Durante Elul, esta comprensión se vuelve particularmente relevante porque nos ayuda a entender nuestro papel en el cosmos. Si Dios es el motor del universo, nosotros somos los vehículos a través de los cuales Su voluntad se manifiesta en el mundo. Nuestras acciones, pensamientos y intenciones no son eventos aislados, sino parte integral del funcionamiento cósmico general.
El Rab Shemtob probablemente explora en esta clase cómo durante Elul podemos conectarnos más profundamente con esta fuerza motriz universal. Las prácticas espirituales de este mes – como el toque del shofar cada mañana, la recitación de pizmonim especiales, y la intensificación del estudio de Toráh – nos ayudan a sintonizarnos con el ritmo divino que gobierna la creación.
La numerología judía también puede jugar un papel importante en esta enseñanza. Las letras hebreas de Elul (alef-lamed-vav-lamed) forman un acróstico de ‘Ani leDodi veDodi li’ (Yo soy para mi Amado y mi Amado es para mí), expresando la relación íntima entre el alma humana y la Divinidad. Esta conexión personal es, en cierto sentido, un reflejo del motor universal que conecta todas las cosas.
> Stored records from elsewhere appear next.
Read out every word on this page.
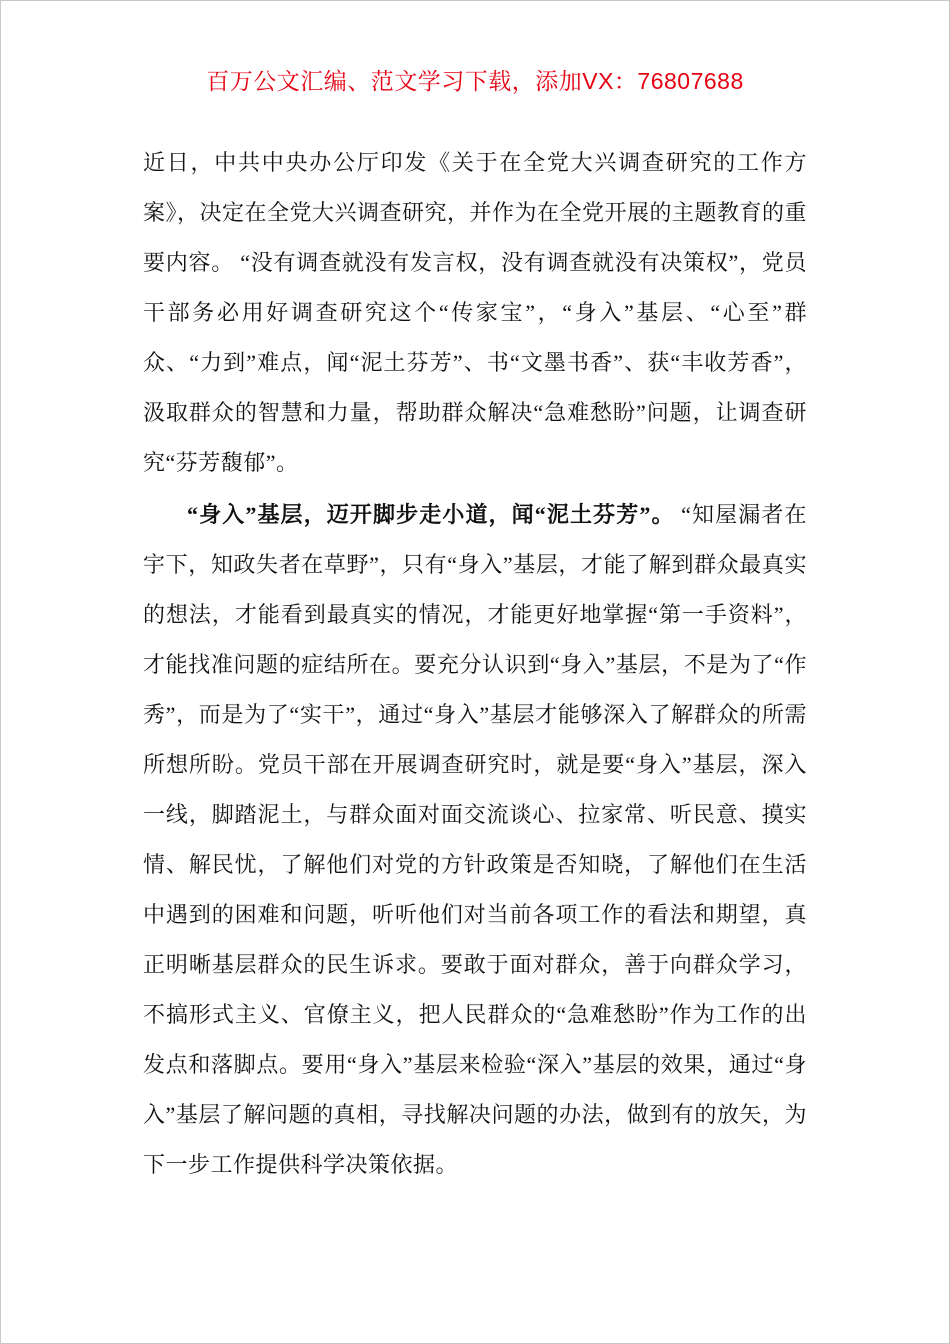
百万公文汇编、范文学习下载，添加VX：76807688

近日，中共中央办公厅印发《关于在全党大兴调查研究的工作方案》，决定在全党大兴调查研究，并作为在全党开展的主题教育的重要内容。 “没有调查就没有发言权，没有调查就没有决策权”，党员干部务必用好调查研究这个“传家宝”，“身入”基层、“心至”群众、“力到”难点，闻“泥土芬芳”、书“文墨书香”、获“丰收芳香”，汲取群众的智慧和力量，帮助群众解决“急难愁盼”问题，让调查研究“芬芳馥郁”。

“身入”基层，迈开脚步走小道，闻“泥土芬芳”。 “知屋漏者在宇下，知政失者在草野”，只有“身入”基层，才能了解到群众最真实的想法，才能看到最真实的情况，才能更好地掌握“第一手资料”，才能找准问题的症结所在。要充分认识到“身入”基层，不是为了“作秀”，而是为了“实干”，通过“身入”基层才能够深入了解群众的所需所想所盼。党员干部在开展调查研究时，就是要“身入”基层，深入一线，脚踏泥土，与群众面对面交流谈心、拉家常、听民意、摸实情、解民忧，了解他们对党的方针政策是否知晓，了解他们在生活中遇到的困难和问题，听听他们对当前各项工作的看法和期望，真正明晰基层群众的民生诉求。要敢于面对群众，善于向群众学习，不搞形式主义、官僚主义，把人民群众的“急难愁盼”作为工作的出发点和落脚点。要用“身入”基层来检验“深入”基层的效果，通过“身入”基层了解问题的真相，寻找解决问题的办法，做到有的放矢，为下一步工作提供科学决策依据。
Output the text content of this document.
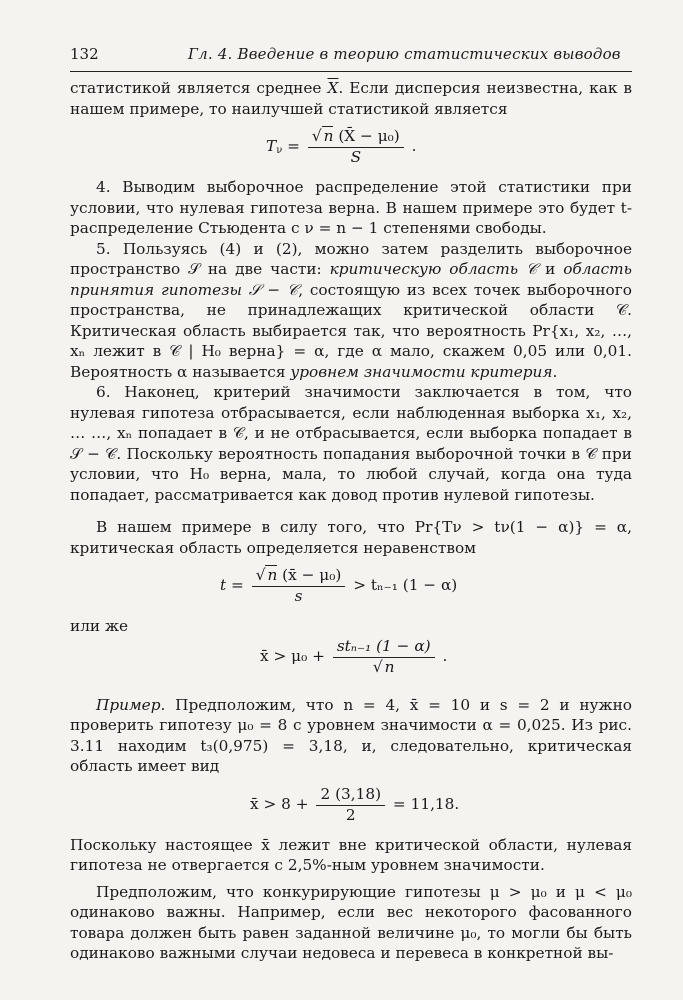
132	Гл. 4. Введение в теорию статистических выводов

статистикой является среднее $\overline{X}$. Если дисперсия неизвестна, как в нашем примере, то наилучшей статистикой является

$T_\nu = \frac{\text{√ n (X̄ − μ₀)}}{S}$ .

4. Выводим выборочное распределение этой статистики при условии, что нулевая гипотеза верна. В нашем примере это будет t-распределение Стьюдента с ν = n − 1 степенями свободы.

5. Пользуясь (4) и (2), можно затем разделить выборочное пространство 𝒮 на две части: критическую область 𝒞 и область принятия гипотезы 𝒮 − 𝒞, состоящую из всех точек выборочного пространства, не принадлежащих критической области 𝒞. Критическая область выбирается так, что вероятность Pr{x₁, x₂, …, xₙ лежит в 𝒞 | H₀ верна} = α, где α мало, скажем 0,05 или 0,01. Вероятность α называется уровнем значимости критерия.

6. Наконец, критерий значимости заключается в том, что нулевая гипотеза отбрасывается, если наблюденная выборка x₁, x₂, … …, xₙ попадает в 𝒞, и не отбрасывается, если выборка попадает в 𝒮 − 𝒞. Поскольку вероятность попадания выборочной точки в 𝒞 при условии, что H₀ верна, мала, то любой случай, когда она туда попадает, рассматривается как довод против нулевой гипотезы.

В нашем примере в силу того, что Pr{Tν > tν(1 − α)} = α, критическая область определяется неравенством

$t = \frac{\text{√ n (x̄ − μ₀)}}{s} > t_{n-1}$ (1 − α)

или же

x̄ > $\mu_0 + \frac{\text{stₙ₋₁ (1 − α)}}{√ n}$ .

Пример. Предположим, что n = 4, x̄ = 10 и s = 2 и нужно проверить гипотезу μ₀ = 8 с уровнем значимости α = 0,025. Из рис. 3.11 находим t₃(0,975) = 3,18, и, следовательно, критическая область имеет вид

x̄ > $8 + \frac{2 (3,18)}{2} = 11,18$.

Поскольку настоящее x̄ лежит вне критической области, нулевая гипотеза не отвергается с 2,5%-ным уровнем значимости.

Предположим, что конкурирующие гипотезы μ > μ₀ и μ < μ₀ одинаково важны. Например, если вес некоторого фасованного товара должен быть равен заданной величине μ₀, то могли бы быть одинаково важными случаи недовеса и перевеса в конкретной вы-
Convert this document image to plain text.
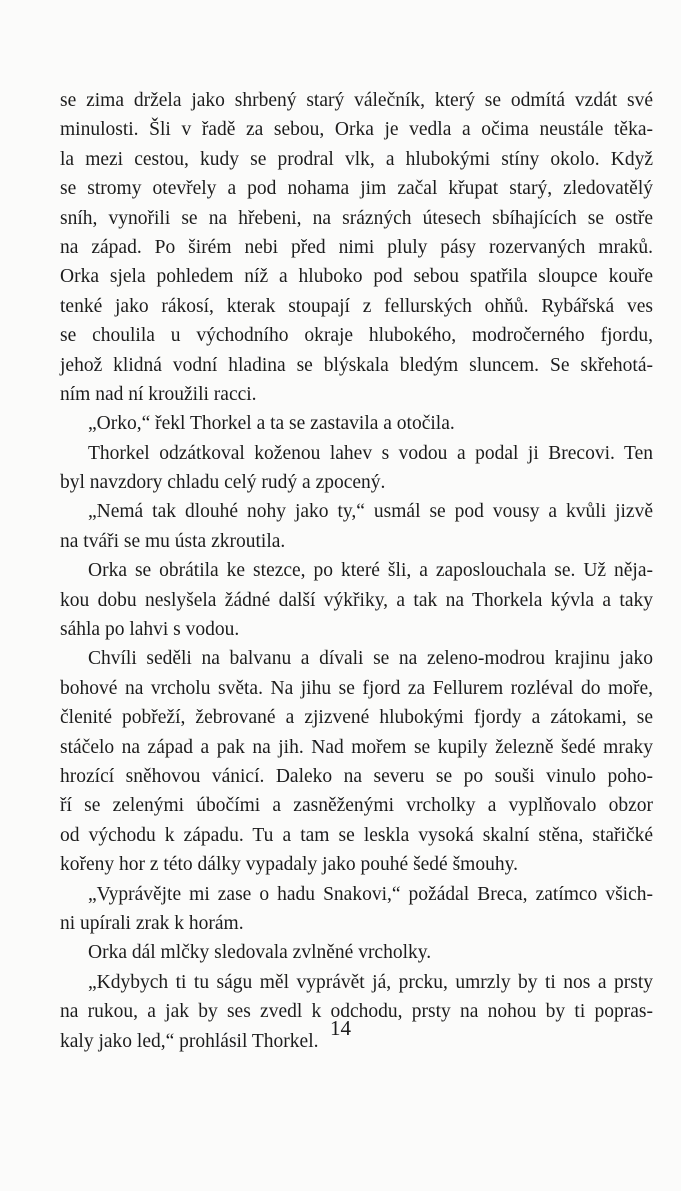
se zima držela jako shrbený starý válečník, který se odmítá vzdát své
minulosti. Šli v řadě za sebou, Orka je vedla a očima neustále těka-
la mezi cestou, kudy se prodral vlk, a hlubokými stíny okolo. Když
se stromy otevřely a pod nohama jim začal křupat starý, zledovatělý
sníh, vynořili se na hřebeni, na srázných útesech sbíhajících se ostře
na západ. Po širém nebi před nimi pluly pásy rozervaných mraků.
Orka sjela pohledem níž a hluboko pod sebou spatřila sloupce kouře
tenké jako rákosí, kterak stoupají z fellurských ohňů. Rybářská ves
se choulila u východního okraje hlubokého, modročerného fjordu,
jehož klidná vodní hladina se blýskala bledým sluncem. Se skřehotá-
ním nad ní kroužili racci.
„Orko,“ řekl Thorkel a ta se zastavila a otočila.
Thorkel odzátkoval koženou lahev s vodou a podal ji Brecovi. Ten
byl navzdory chladu celý rudý a zpocený.
„Nemá tak dlouhé nohy jako ty,“ usmál se pod vousy a kvůli jizvě
na tváři se mu ústa zkroutila.
Orka se obrátila ke stezce, po které šli, a zaposlouchala se. Už něja-
kou dobu neslyšela žádné další výkřiky, a tak na Thorkela kývla a taky
sáhla po lahvi s vodou.
Chvíli seděli na balvanu a dívali se na zeleno-modrou krajinu jako
bohové na vrcholu světa. Na jihu se fjord za Fellurem rozléval do moře,
členité pobřeží, žebrované a zjizvené hlubokými fjordy a zátokami, se
stáčelo na západ a pak na jih. Nad mořem se kupily železně šedé mraky
hrozící sněhovou vánicí. Daleko na severu se po souši vinulo poho-
ří se zelenými úbočími a zasněženými vrcholky a vyplňovalo obzor
od východu k západu. Tu a tam se leskla vysoká skalní stěna, stařičké
kořeny hor z této dálky vypadaly jako pouhé šedé šmouhy.
„Vyprávějte mi zase o hadu Snakovi,“ požádal Breca, zatímco všich-
ni upírali zrak k horám.
Orka dál mlčky sledovala zvlněné vrcholky.
„Kdybych ti tu ságu měl vyprávět já, prcku, umrzly by ti nos a prsty
na rukou, a jak by ses zvedl k odchodu, prsty na nohou by ti popras-
kaly jako led,“ prohlásil Thorkel.
14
Además, el concepto del motor del universo en el pensamiento judío está intrínsecamente relacionado con la idea de tikkun olam (reparación del mundo). Cada acción positiva que realizamos contribuye al funcionamiento armonioso del cosmos, mientras que cada transgresión causa una disrupción en el orden divino. Durante Elul, cuando nos preparamos para el Día del Juicio, reflexionamos sobre cómo nuestras acciones han contribuido o interferido con este motor cósmico.
Esta enseñanza del Rab Shemtob ofrece una perspectiva profunda sobre la interconexión entre la física espiritual del universo y nuestra experiencia personal durante uno de los períodos más significativos del año judío, brindando herramientas prácticas para una preparación espiritual más meaningful durante estos días santos.